Donner pour mieux reprendre. N’est-ce pas un grand classique en matière de politique fiscale ? L’histoire récente nous a suffisamment prouvé que lorsque l’administration fiscale belge se voit contrainte de faire une concession, on doit s’attendre à un sérieux retour de manivelle
Baisse du taux de l’impôt des sociétés ? Oui mais voici que surgit la rémunération minimale du dirigeant portée à 45.000 EUR et l’application d’une cotisation distincte nouvelle de 5%…
Report illimité des R.D.T. (suite à l’arrêt de la CJUE Cobelfret) et déduction 100% des R.D.T. ? Oui, mais voici qu’apparait le refus de toute déduction R.D.T. si une holding peut être qualifiée par le fisc de « montage non authentique » (nouvelle mesure anti-abus contre les holdings) …

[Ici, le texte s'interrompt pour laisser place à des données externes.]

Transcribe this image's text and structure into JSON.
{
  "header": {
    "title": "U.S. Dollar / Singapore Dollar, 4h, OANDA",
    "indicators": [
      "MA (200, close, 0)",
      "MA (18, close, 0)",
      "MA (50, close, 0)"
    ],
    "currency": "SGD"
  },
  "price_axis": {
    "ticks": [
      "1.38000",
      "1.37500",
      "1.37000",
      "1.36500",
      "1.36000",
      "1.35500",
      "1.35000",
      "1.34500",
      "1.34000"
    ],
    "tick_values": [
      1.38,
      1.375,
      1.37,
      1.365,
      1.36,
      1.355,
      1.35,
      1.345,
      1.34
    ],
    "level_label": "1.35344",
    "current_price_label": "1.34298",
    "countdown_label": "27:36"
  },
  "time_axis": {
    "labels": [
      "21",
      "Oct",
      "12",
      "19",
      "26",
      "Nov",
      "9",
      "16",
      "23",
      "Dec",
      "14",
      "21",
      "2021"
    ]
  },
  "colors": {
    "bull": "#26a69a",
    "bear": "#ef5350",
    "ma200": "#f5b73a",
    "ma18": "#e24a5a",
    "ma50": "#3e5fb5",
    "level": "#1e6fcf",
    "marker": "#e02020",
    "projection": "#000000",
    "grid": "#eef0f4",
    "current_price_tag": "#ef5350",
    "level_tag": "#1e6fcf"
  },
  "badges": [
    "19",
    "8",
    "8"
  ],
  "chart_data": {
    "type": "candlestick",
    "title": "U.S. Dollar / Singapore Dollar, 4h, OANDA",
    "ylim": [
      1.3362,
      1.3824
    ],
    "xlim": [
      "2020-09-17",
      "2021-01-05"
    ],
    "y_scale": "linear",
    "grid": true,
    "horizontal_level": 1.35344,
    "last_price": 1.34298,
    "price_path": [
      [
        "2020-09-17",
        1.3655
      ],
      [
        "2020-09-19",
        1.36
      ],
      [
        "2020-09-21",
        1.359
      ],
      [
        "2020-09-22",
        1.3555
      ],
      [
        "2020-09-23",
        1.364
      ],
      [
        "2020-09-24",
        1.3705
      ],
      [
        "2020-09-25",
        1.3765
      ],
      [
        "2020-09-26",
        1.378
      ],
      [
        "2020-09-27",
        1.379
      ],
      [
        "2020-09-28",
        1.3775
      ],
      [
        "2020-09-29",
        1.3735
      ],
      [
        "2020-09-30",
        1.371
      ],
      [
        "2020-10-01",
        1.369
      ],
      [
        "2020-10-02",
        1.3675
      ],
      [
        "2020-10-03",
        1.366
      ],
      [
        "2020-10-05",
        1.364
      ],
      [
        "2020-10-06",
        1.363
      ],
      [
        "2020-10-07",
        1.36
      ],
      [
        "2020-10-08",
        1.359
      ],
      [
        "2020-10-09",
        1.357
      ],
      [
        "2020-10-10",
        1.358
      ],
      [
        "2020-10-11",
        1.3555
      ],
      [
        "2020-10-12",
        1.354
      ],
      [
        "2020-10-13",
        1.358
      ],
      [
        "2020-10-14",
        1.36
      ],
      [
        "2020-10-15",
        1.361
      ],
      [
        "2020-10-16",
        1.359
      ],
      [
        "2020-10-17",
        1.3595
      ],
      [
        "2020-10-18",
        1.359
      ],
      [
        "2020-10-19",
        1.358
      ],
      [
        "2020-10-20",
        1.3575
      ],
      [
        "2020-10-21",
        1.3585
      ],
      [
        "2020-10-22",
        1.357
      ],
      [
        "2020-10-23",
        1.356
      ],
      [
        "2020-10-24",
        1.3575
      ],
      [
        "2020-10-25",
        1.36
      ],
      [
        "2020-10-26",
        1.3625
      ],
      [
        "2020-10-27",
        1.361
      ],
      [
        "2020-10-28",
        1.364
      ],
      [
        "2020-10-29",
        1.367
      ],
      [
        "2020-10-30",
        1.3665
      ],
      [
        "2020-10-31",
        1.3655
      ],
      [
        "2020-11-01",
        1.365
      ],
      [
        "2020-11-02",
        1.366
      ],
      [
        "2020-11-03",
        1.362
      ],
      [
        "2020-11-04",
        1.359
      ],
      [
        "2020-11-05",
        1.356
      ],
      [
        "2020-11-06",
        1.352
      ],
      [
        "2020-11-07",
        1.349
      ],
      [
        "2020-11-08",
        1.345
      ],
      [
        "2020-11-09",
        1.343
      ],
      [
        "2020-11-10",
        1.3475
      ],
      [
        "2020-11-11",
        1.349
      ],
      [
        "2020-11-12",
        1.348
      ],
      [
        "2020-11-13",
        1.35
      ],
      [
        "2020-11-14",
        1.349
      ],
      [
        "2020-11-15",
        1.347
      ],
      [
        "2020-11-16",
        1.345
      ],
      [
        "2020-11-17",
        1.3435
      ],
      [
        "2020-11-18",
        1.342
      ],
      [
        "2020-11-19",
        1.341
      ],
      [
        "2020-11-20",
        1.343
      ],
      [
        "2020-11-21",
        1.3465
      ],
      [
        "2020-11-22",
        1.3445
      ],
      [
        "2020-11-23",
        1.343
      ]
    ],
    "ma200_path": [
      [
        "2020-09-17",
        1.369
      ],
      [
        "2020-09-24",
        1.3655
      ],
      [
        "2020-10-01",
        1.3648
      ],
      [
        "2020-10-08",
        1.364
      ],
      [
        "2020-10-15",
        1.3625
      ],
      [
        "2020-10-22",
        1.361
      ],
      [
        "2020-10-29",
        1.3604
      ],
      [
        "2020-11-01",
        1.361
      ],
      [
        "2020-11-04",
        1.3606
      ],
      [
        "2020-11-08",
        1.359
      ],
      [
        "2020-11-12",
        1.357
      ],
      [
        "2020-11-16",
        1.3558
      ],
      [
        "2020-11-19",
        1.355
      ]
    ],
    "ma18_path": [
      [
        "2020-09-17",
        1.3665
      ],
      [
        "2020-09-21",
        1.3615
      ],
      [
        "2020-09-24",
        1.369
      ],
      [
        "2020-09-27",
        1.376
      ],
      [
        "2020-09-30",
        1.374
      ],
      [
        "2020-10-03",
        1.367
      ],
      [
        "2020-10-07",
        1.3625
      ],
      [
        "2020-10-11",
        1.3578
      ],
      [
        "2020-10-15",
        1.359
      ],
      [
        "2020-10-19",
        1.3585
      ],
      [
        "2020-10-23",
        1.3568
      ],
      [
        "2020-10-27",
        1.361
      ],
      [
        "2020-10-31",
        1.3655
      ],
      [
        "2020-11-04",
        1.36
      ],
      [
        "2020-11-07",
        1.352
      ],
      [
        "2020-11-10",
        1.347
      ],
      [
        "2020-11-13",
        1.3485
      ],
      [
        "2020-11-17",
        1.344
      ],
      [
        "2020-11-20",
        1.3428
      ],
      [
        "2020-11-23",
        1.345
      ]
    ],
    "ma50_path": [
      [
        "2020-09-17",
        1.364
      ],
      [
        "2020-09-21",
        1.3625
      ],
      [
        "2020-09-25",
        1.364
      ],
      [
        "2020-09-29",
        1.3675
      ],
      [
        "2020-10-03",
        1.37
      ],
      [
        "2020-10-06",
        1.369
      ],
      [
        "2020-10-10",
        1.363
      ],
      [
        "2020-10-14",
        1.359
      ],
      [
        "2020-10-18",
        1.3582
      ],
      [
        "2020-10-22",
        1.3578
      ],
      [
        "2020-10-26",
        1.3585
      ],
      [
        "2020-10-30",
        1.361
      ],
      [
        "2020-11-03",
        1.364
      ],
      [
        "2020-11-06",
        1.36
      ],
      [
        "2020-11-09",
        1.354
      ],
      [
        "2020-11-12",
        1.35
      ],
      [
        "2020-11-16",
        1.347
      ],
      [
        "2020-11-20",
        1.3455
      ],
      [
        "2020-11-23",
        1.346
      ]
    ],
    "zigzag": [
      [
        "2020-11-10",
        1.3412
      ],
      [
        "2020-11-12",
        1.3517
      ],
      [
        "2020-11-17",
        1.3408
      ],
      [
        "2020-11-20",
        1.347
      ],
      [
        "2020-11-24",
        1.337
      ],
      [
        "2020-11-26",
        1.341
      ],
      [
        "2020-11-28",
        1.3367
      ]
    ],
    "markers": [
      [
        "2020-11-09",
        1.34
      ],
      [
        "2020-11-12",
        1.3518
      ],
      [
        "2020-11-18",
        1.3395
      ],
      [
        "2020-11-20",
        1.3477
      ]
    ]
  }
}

Réduction du taux de la cotisation distinctes sur dépenses non justifiées (commissions secrètes) de 309 % à103 % ? Oui, mais voici que la loi du 25 décembre 2017 portant réforme de l’impôt des sociétés prévoit qu’à partir de 2020, la cotisation distincte sur les commissions secrètes ne sera plus déductible…
Etc…
Il n’y a jamais de cadeau fiscal. Il n’y a qu’un bref moment de répit fiscal.
Frédéric Dard l’avait bien compris lorsqu’il s’exclamait : « Pourquoi est-ce qu’en matière d’impôts une légère augmentation vous coûte 100 euros alors qu’une réduction substantielle vous en fait gagner 5 ?».